We can read of the actual accomplishment of that purpose as Jesus comes, lives, is tempted, suffers and dies for the forgiveness of the sins of mankind. He lived but a short while on the earth, but in his time he accomplished the Father’s purpose.

We can further read of the unfolding of that plan that had been a mystery through the ages. It, too, was being done according to God’s time table. That mystery was being made known in Christ “as a plan for the fullness of time, to unite all things in him, things in heaven and things on earth.” What Paul was talking about here was that the time had come for God to begin bringing to completion his plan for the ages – bringing together “all things” under the Lordship of Jesus – bringing them together to him where he had intended mankind to be from the creation. That plan was being experienced in Ephesus with the uniting of the Jews and Gentiles in the one body, the church, the called out people of God. That plan is for the present time – this last age or time of world history – Biblically speaking.

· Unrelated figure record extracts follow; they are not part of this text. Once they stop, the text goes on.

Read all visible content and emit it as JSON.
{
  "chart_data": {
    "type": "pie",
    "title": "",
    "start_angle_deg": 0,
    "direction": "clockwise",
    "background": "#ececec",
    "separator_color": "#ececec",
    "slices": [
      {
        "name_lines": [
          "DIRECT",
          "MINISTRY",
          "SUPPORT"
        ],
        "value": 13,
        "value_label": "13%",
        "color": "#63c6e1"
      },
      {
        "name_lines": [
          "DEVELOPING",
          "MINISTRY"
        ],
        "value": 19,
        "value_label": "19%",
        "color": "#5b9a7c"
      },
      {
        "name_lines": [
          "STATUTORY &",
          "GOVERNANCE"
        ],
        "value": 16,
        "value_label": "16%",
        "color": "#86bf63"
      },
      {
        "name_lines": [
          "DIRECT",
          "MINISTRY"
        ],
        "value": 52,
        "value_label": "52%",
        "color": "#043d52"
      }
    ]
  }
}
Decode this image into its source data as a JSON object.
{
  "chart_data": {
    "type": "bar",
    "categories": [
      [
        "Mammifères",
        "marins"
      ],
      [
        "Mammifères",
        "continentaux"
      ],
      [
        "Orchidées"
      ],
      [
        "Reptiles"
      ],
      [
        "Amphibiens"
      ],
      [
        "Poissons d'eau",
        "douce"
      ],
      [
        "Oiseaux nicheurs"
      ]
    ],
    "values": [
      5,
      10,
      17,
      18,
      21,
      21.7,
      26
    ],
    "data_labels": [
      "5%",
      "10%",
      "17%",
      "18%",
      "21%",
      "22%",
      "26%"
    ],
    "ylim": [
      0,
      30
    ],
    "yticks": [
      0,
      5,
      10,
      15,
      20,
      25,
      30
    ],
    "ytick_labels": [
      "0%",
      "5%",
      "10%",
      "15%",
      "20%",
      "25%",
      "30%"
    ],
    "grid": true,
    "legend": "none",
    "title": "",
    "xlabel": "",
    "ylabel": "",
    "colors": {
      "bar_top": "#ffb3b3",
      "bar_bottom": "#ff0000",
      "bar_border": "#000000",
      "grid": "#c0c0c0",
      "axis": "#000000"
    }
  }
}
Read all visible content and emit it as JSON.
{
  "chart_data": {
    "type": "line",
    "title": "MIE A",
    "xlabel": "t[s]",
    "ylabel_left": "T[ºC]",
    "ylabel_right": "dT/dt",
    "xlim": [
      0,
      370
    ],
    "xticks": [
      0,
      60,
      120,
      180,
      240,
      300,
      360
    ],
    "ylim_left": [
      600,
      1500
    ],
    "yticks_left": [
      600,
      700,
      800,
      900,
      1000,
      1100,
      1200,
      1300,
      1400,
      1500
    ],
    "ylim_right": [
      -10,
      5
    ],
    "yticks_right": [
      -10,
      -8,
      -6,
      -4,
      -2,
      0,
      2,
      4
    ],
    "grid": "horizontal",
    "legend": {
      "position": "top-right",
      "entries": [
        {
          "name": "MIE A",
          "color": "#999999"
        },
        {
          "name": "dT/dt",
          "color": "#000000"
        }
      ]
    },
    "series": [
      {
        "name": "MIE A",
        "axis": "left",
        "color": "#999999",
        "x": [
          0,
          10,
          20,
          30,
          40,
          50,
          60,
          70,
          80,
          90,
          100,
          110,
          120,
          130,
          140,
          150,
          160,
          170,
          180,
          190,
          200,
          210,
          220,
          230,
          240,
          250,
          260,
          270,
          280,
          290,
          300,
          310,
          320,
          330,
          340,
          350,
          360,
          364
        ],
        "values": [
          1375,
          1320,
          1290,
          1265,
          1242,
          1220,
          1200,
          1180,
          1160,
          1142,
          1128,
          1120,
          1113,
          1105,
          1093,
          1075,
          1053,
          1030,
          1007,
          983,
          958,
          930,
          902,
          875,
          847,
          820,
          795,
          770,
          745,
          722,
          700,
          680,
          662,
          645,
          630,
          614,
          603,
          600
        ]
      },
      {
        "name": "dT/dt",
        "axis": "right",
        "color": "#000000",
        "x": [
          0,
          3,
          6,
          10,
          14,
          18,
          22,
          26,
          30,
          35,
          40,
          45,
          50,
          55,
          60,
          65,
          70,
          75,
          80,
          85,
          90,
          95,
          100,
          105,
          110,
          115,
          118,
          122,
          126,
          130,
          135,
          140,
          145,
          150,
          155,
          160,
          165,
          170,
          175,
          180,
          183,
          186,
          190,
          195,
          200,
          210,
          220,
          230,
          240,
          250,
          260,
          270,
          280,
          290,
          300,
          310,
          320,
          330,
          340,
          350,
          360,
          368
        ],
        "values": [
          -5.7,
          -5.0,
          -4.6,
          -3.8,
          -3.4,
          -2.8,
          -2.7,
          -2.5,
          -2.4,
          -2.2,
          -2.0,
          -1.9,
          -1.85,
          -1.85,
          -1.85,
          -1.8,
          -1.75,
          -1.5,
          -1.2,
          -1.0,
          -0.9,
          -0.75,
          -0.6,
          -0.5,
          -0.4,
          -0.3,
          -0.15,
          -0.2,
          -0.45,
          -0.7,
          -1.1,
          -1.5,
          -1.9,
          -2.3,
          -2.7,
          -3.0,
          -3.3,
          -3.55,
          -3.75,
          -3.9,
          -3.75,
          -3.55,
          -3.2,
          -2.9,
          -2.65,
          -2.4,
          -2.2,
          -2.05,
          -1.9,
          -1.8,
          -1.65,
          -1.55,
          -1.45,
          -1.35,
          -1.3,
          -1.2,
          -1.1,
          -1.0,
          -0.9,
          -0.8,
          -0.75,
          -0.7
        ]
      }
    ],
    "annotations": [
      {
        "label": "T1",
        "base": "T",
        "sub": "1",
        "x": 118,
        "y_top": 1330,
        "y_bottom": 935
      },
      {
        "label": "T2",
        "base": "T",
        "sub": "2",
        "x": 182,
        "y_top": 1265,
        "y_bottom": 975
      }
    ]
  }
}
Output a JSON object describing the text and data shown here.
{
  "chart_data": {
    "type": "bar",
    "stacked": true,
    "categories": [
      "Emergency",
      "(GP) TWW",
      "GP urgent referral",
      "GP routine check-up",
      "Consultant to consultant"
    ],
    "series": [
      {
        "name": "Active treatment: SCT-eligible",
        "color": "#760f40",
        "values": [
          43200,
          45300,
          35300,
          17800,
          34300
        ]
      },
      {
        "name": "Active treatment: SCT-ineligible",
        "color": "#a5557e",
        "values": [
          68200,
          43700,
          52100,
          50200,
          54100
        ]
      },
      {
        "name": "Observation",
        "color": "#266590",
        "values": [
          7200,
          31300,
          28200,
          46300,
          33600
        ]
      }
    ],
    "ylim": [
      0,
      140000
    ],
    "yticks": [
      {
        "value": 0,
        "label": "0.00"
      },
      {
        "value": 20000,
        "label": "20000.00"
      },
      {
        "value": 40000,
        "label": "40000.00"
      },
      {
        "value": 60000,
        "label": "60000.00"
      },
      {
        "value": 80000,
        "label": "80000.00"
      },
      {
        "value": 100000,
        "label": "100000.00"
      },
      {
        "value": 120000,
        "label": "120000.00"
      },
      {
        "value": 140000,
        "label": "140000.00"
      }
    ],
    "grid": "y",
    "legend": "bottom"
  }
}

As individuals we have a responsibility to use whatever time we have on this earth wisely. Paul advised Christians to “[make] the best use of the time, because the days are evil.” (Ephesians 5:16). We all have the same amount of time each day. We all have certain responsibilities that take up so much of our time. But beyond that most of us waste tremendous amounts of time on self-centered, trivial activities. Doesn’t God’s work deserve a generous share of our time and our ability?

In these last days God is patient toward mankind – giving time and opportunity for us to come to him and receive his blessing. But if we delay responding to his patient waiting, denying his call to us by the gospel of Jesus Christ, taking advantage of his goodness to serve our own interests, we may very well wait until it is too late.

The Lord is not slow to fulfill his promise as some count slowness, but is patient toward you, not wishing that any should perish, but that all should reach repentance.” (2 Peter 3:9).

Time will run out for us one of these days. Our days are numbered here on the earth. We need, therefore, like the psalmist ask God to… “teach us to number our days that we may get a heart of wisdom.” (Psalm 90:12).

We all have an appointment with death which we will not miss. Solomon affirms the same truth. He says there is “a time to be born, and a time to die.” (Ecclesiastes 3:2). As the Hebrew writer says, “…it is appointed for man to die once, and after that comes judgment,” (Hebrews 9:27). According to this inspired writer, we will not be “recycled” as the reincarnationists believe. Death is a one-time event. The next thing following our death will be the judgment when it will be too late to obey. So we had better make the most of the time we have in the present. We will never have a better time to obey and serve God than we have right now.